Uncertainty and instability are particularly unwelcome in industry. Commercial unease with instability is no more evident than in the use of hedging instruments that are widely used in large commercial and financial endeavours. Hedging is used for commodities, interest rates and currencies. The idea that industry favours the lowest price above all else for a key input is simply not correct; instead, hedging demonstrates that an entity is willing to forgo (or is unwilling to chase) potential favourable price extremes in an effort to avoid the opposing unfavourable price extremes. In short, stability and predictability are more important in the case of key inputs. With industry being the backbone economic growth, one must question the prudency of any policy that does not promote price and supply stability for a key strategic and social input.
In this era of deregulated markets and climate change priorities, if the market does not get to the desired result (recognising that the “desired result” will vary from country to country), the national government must (from an energy security perspective) have the ability to create the necessary incentives to promote the goals it so desires.
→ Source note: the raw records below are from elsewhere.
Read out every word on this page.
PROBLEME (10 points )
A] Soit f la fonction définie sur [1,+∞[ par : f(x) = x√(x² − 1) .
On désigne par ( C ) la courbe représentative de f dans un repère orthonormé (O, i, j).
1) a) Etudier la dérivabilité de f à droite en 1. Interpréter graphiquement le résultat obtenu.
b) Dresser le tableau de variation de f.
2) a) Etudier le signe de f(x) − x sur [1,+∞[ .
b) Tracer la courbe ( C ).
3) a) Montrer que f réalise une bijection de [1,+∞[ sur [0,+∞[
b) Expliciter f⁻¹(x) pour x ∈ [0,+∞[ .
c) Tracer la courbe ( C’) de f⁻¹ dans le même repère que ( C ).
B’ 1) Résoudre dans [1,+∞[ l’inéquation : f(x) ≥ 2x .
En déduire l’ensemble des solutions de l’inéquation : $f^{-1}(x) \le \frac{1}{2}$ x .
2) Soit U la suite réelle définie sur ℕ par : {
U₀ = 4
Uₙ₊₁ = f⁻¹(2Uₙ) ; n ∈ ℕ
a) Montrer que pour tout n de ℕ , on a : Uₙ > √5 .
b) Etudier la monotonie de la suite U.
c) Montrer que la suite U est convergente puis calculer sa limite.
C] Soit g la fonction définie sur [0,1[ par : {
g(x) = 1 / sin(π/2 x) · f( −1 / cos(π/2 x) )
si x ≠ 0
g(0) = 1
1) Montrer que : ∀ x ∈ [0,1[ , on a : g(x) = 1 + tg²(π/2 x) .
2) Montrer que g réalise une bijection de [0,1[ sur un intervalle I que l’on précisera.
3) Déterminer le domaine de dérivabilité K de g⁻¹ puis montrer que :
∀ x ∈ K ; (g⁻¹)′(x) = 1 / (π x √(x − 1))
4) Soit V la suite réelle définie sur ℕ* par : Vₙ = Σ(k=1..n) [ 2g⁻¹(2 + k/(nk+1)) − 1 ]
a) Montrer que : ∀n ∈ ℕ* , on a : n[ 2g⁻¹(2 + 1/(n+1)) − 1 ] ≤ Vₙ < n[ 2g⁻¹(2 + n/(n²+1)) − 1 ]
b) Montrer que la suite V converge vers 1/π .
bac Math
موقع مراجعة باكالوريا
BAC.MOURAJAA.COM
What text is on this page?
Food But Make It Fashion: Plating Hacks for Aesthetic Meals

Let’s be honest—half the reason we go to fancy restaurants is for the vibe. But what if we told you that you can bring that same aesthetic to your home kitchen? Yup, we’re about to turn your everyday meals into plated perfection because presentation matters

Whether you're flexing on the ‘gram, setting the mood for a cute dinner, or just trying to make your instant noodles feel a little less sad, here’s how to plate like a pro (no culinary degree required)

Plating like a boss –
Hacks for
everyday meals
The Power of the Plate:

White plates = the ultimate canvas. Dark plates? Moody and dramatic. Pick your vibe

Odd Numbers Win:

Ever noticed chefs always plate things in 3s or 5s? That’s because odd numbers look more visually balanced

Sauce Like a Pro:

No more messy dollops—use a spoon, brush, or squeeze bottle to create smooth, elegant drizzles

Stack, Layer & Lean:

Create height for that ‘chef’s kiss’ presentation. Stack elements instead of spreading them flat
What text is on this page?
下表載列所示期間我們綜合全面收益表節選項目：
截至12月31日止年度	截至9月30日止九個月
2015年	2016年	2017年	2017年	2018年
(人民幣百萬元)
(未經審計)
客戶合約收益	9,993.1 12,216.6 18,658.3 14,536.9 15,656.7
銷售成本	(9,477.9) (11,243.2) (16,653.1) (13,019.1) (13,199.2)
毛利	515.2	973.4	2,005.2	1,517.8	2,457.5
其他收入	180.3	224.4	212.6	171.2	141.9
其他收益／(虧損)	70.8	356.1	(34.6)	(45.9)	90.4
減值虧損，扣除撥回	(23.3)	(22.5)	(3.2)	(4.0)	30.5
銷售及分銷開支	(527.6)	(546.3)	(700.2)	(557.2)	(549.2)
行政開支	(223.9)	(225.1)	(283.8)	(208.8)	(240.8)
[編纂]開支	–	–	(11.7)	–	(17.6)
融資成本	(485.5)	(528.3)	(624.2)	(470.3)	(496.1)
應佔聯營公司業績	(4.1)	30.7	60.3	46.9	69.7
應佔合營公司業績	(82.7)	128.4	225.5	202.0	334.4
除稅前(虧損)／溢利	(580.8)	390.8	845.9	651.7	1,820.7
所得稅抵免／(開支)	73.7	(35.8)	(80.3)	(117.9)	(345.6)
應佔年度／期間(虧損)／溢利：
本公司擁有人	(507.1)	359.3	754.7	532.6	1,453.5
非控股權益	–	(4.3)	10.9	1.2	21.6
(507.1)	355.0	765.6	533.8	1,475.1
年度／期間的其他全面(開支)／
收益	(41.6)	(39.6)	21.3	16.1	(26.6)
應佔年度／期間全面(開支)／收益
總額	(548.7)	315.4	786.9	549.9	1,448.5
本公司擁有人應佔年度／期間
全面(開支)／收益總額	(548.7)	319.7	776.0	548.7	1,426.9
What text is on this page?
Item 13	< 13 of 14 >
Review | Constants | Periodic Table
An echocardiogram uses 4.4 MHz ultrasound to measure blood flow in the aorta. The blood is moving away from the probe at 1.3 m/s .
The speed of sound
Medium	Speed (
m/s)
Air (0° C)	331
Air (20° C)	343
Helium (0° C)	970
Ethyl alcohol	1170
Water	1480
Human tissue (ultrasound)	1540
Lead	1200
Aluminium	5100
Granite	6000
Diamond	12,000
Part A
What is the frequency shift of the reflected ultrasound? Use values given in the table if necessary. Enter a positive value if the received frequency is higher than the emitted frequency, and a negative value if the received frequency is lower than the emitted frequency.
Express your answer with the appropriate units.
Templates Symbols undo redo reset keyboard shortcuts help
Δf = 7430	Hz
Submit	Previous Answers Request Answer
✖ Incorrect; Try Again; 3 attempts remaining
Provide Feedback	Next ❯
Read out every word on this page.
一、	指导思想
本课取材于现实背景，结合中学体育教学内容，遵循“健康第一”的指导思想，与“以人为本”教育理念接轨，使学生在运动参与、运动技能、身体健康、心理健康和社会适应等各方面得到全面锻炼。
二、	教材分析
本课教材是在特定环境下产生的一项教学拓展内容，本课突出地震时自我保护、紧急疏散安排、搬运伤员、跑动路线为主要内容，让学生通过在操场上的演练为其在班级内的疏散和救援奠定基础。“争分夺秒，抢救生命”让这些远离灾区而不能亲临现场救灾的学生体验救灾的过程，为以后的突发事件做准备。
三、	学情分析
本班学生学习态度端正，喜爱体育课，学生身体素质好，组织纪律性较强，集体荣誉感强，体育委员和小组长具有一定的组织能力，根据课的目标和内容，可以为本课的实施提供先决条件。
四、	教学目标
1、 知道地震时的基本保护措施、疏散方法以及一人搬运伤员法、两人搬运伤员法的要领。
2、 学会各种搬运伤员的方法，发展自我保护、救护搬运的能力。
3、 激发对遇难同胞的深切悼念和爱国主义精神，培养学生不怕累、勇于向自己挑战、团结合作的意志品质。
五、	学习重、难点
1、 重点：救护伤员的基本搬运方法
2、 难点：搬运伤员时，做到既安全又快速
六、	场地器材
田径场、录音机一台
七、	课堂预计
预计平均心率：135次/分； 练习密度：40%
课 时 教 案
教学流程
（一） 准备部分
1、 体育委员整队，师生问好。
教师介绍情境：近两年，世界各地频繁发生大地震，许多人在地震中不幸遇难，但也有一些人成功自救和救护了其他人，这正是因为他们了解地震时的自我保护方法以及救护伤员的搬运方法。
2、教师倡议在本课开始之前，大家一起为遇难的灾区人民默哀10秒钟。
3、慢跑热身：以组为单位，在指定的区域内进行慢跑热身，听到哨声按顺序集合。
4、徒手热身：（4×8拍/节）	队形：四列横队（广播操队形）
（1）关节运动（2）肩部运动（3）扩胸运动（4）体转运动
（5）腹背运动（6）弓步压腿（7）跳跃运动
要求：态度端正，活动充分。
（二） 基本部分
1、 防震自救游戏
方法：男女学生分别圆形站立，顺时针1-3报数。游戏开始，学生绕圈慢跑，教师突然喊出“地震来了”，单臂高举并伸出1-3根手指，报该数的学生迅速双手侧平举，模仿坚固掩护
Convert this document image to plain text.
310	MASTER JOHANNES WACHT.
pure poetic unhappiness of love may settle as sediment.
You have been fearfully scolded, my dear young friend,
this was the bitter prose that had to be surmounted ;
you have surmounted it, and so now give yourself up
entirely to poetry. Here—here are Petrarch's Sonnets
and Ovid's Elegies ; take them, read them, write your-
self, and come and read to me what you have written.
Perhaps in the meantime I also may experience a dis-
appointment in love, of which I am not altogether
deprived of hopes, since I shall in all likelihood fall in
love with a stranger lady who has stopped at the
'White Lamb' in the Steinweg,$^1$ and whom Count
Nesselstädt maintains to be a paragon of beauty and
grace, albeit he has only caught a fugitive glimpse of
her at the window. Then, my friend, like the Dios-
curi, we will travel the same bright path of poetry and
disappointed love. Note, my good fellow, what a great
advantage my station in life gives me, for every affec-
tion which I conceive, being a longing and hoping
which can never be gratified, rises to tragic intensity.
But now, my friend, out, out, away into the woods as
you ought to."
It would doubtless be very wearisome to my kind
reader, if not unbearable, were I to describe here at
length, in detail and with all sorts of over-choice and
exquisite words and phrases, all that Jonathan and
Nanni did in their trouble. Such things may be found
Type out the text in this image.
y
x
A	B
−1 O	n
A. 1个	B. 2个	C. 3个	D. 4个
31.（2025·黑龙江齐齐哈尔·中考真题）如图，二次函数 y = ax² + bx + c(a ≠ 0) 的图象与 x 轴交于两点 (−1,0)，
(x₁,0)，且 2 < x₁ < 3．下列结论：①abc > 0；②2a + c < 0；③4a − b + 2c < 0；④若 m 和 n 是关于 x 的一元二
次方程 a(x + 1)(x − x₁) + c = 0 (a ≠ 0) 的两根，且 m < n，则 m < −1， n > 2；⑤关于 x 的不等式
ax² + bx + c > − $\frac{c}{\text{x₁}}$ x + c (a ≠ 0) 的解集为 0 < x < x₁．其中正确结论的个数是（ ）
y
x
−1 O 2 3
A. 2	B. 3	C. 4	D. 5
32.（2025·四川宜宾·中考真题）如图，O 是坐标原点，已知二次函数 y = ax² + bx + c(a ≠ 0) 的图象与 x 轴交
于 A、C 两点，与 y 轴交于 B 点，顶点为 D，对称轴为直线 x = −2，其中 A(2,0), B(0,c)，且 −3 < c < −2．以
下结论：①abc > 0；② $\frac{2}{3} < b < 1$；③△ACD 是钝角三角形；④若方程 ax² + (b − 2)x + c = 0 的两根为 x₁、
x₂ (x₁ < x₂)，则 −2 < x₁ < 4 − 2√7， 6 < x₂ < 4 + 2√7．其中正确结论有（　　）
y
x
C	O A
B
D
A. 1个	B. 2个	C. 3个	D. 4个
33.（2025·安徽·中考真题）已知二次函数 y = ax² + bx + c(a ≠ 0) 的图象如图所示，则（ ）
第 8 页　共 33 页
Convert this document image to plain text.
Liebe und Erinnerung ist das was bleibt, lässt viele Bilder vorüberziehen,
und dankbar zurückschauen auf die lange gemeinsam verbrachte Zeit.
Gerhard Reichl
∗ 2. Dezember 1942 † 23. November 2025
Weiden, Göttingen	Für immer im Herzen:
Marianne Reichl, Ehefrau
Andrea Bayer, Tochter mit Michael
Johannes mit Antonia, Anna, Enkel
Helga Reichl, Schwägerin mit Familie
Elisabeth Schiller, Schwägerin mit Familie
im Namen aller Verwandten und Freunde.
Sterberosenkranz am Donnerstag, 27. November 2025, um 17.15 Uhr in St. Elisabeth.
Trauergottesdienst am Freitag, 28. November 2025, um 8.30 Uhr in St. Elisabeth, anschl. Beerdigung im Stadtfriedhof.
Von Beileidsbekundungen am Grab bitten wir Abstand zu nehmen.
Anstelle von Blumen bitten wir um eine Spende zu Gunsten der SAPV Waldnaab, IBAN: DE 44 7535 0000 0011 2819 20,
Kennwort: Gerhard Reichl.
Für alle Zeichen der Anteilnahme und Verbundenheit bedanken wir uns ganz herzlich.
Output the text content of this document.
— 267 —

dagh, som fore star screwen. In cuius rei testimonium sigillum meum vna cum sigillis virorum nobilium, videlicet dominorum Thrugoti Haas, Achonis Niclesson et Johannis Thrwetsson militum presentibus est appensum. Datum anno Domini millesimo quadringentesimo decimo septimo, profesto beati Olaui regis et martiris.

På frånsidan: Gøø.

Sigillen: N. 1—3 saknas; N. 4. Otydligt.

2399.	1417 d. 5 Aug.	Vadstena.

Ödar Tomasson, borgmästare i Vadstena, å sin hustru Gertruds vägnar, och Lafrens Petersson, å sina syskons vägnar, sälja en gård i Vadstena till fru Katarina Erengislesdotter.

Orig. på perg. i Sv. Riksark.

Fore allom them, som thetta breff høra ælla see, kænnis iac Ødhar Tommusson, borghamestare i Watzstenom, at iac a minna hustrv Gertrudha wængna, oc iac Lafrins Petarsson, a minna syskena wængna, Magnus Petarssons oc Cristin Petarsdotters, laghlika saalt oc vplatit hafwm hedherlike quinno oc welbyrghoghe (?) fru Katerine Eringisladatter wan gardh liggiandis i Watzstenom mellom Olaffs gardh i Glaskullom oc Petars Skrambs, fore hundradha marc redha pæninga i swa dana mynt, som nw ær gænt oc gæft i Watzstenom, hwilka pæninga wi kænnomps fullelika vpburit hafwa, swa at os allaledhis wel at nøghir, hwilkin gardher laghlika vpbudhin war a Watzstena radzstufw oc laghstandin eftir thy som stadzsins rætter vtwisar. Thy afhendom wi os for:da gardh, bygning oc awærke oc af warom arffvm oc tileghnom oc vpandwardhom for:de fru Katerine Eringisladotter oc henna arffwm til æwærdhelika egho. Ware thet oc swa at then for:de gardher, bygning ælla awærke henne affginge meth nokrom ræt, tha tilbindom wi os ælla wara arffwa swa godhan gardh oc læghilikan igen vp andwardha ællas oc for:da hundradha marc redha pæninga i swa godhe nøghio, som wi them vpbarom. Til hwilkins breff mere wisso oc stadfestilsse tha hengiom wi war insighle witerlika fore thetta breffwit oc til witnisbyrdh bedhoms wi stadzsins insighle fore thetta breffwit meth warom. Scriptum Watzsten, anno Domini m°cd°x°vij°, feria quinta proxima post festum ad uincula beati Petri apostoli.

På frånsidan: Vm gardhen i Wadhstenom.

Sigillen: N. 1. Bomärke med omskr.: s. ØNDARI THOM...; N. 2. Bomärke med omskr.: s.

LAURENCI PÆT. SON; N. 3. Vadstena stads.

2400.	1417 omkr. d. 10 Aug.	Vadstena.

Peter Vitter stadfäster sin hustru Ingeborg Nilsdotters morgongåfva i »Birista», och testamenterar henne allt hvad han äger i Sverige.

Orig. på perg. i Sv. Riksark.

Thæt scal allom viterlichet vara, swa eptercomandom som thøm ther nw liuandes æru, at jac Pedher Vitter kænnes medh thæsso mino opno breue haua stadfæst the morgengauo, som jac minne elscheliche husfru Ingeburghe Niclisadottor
In the case of the EU, while consensus on treatment of renewables as a special case has been achieved, the same consensus does not exist for nuclear power. Yet the lack of consensus merely underscores that, in an area as fundamental as energy security, perhaps the law should be tailored in a fashion to put electricity completely outside the state aid rules, especially when one considers the diversity across the membership of the EU at present and the need for individual member states to determine the means by which to achieve their energy security and emissions goals. To think that such a combination of countries can reach consensus on energy decisions in any meaningful way is ambitious in the extreme (consider that the United States – one country, with a common law and government, a common language, and a common market – has yet to develop any sort of effective national energy policy).
Taking this idea further, it must also be considered whether deregulation of electricity was the right decision. With electricity as a key driver of economic development and overall quality of life, it falls to the national government to ensure and protect such supply, as well as to factor in other intangible considerations – all of which are more difficult to do in a deregulated market structure. It also becomes difficult for a responsible government to base the provision of such a need on the unpredictability of external energy markets and supplies, as well as external controls, which, necessarily, change the rules by which governments must evaluate energy projects and the support for them. These considerations then factored into a national government’s merit-based assessment of the project; to do otherwise – only to look at project level metrics and not “value” external benefits like energy security – would short-change the investment decisions of such government, leading, in turn, to incongruous results when viewed from an energy security perspective. We seem to have outsmarted ourselves with electricity markets, and, perhaps, a return to core principles is what is now needed to address energy security in the current era.